On the way home, we started talking about my step-brother and she started to cry in the car. It scared the hell out of me. I grew up in a chaotic and violent household. My mom was my pillar of strength. No matter what was going on, my mom being okay always reassured us that things were fine; I knew that as long as she was fine, I would be fine. To see my mom cry always shakes me, as if something must be really wrong... as if the world must be on the verge of annihilation. She said that she misses my brother.

"He's still there, of course, but I miss the boy that he was," she said. "I miss that smart-alec kid who took the car out drunk. I want to see that boy again! I want to yell at that boy! The one that's here is him, but it's not. I'm watching his brain re-learn and reactivate and it's a different personality that's developing. It's a different brain. A different balance. He's using different parts of it. And because he didn't die, we never got to mourn that other boy."

I didn't know what to say.

"Of course, I can't talk to your stepfather about it," she sighed. "It's too hard."

"What's going to happen to him, mom?"

"I don't know. Who cares if he can't read. I'll be happy if he can walk and talk and shit on his own. If we can get there, he can have a life. He can have a life..."

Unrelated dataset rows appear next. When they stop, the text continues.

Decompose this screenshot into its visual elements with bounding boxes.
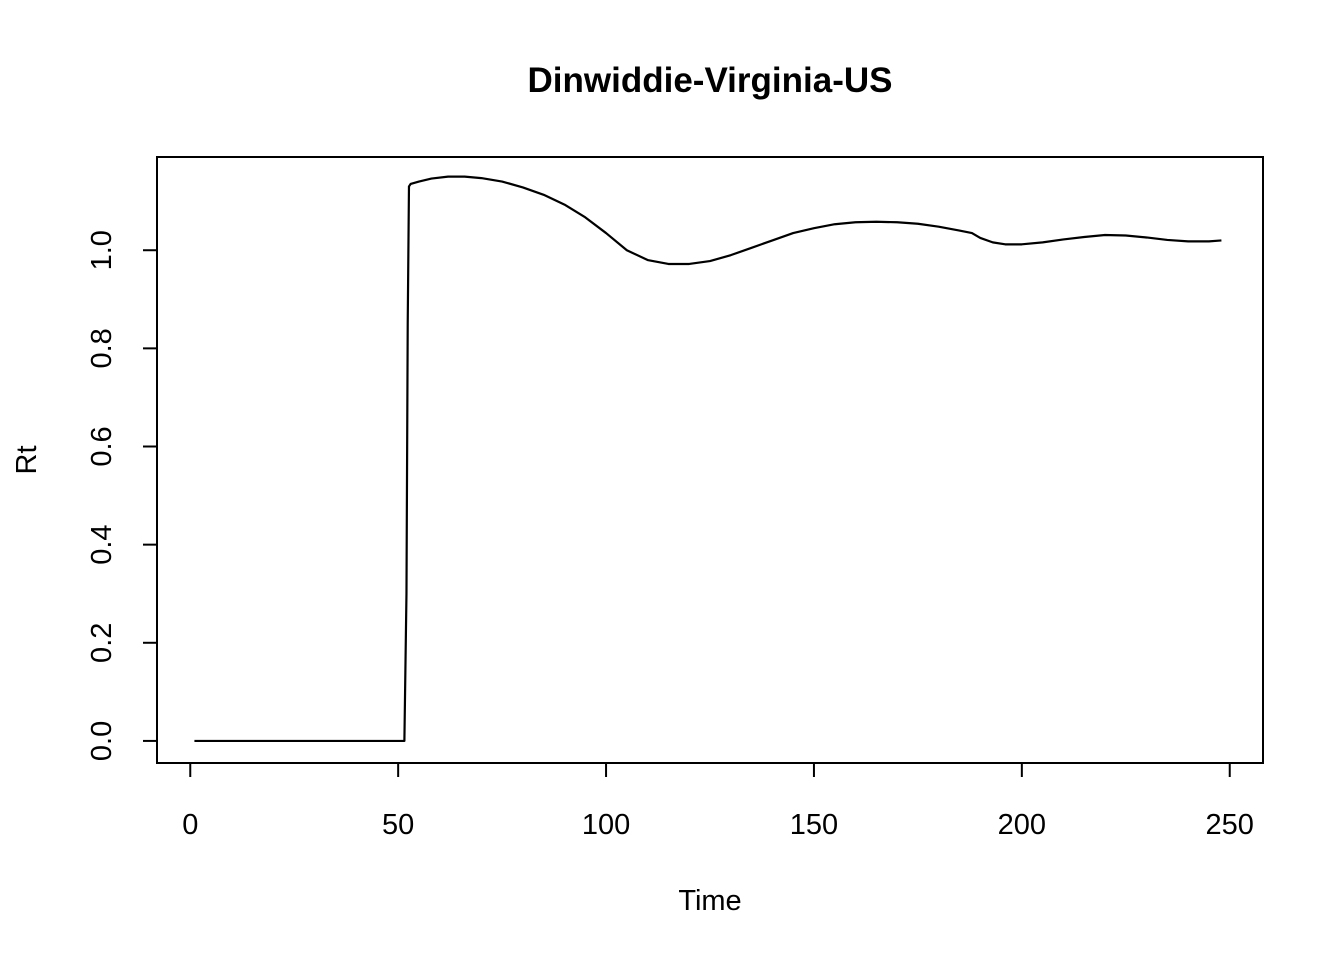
y-tick-label: 0.8 <box>86 328 118 368</box>
y-tick-label: 1.0 <box>86 230 118 270</box>
y-tick-label: 0.4 <box>86 524 118 564</box>
y-axis-title: Rt <box>11 446 43 475</box>
x-tick-label: 200 <box>998 809 1046 841</box>
x-tick-label: 150 <box>790 809 838 841</box>
x-tick-label: 250 <box>1206 809 1254 841</box>
y-tick-label: 0.6 <box>86 426 118 466</box>
y-axis: 0.0 0.2 0.4 0.6 0.8 1.0 <box>86 230 158 761</box>
chart-title: Dinwiddie-Virginia-US <box>528 61 893 100</box>
y-tick-label: 0.2 <box>86 623 118 663</box>
x-tick-label: 0 <box>182 809 198 841</box>
rt-series-line <box>194 175 1222 743</box>
plot-frame <box>156 156 1264 764</box>
x-tick-label: 50 <box>382 809 414 841</box>
y-tick-label: 0.0 <box>86 721 118 761</box>
x-axis-title: Time <box>678 885 741 917</box>
x-tick-label: 100 <box>582 809 630 841</box>
x-axis: 0 50 100 150 200 250 <box>182 762 1254 841</box>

We sat parked in the car in front of my building. I felt shaken when I got out of the car.

Shaken.

And I still do...

Anyway, that's it for now. I'm sick of typing and I have other things to do... It's slushy outside tonight. There's only one word to describe the weather-- DRIPPY! I'm going over to the Wizard's tonight to watch 24. Hope it's a good one! I still have more to tell about TT, but I'll get to that next time.

Good night!

h

PS: In keeping with my post Shining, here is a link to Brokeback to the Future (also circulating the internet with much discussion these days). Enjoy!

1 comment:

shorty said...

As has always been and will always be...my thoughts are w/ you and your family, I'm pulling for your brother to make the best recovery he can.

You are doing just fine. Keep your head up, and take care of yourself.